Looking online, I found a dictionary entry which claims that reports states [my translation from the Japanese]
IOW, the report is saying that the Japanese live in small homes, rather than simply stating that many live in apartments/condos.
The site seems to be made by an amateur, so I have no idea if it is authoritative or not. I haven’t been able to find the report online (well, a couple of halfhearted tries isn’t the most noble of attempts, but it doesn’t seem to be something which is likely to be found).
If this entry is accurate, then the 1978 white paper would be a good candidate.
I moved (again) to Japan in 1990 in the height of the Japan economic bubble when the stock market and real estate prices were sky high, and I heard the expression in Japanese frequently.

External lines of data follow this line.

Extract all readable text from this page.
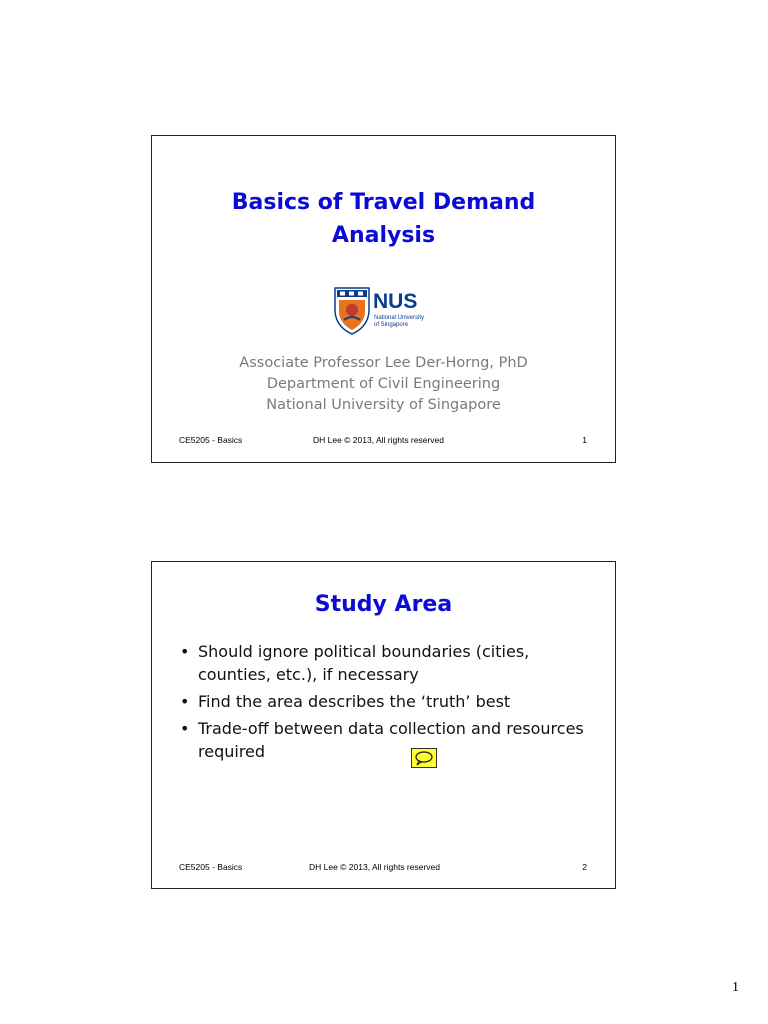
Basics of Travel Demand
Analysis
NUS
National University
of Singapore
Associate Professor Lee Der-Horng, PhD
Department of Civil Engineering
National University of Singapore
CE5205 - Basics	DH Lee © 2013, All rights reserved	1
Study Area
• Should ignore political boundaries (cities, counties, etc.), if necessary
• Find the area describes the ‘truth’ best
• Trade-off between data collection and resources required
CE5205 - Basics	DH Lee © 2013, All rights reserved	2
1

Japanese themselves loved to point out the ridiculous nature of the Japanese housing situation, especially in the major cities, so I wouldn’t discount the possibility that the phrase originated from Japanese usage.
Here is a graph of the concentration of urban population in Japan.
In 1940 on the eve of WWII, 63% of the population was rural, while in 1960 it was revered. By 1973, the percentage of the urban population had skyrocketed to about 75.7% and then slowly increased to 78.6% in 1990, when it sharply grew again to its current 91.1%.
The jump in the 60s and 70s came in part from the increased industrialization and concentration of manufacturing in the larger cities, and Japan required a large amount of new housing, a saw the construction of large multifamily buildings which the individual units were quite small. Around 1990 to 1991, I looked at a number of apartments in Tokyo that were built in that era. The bubble made even those tiny places quite expensive.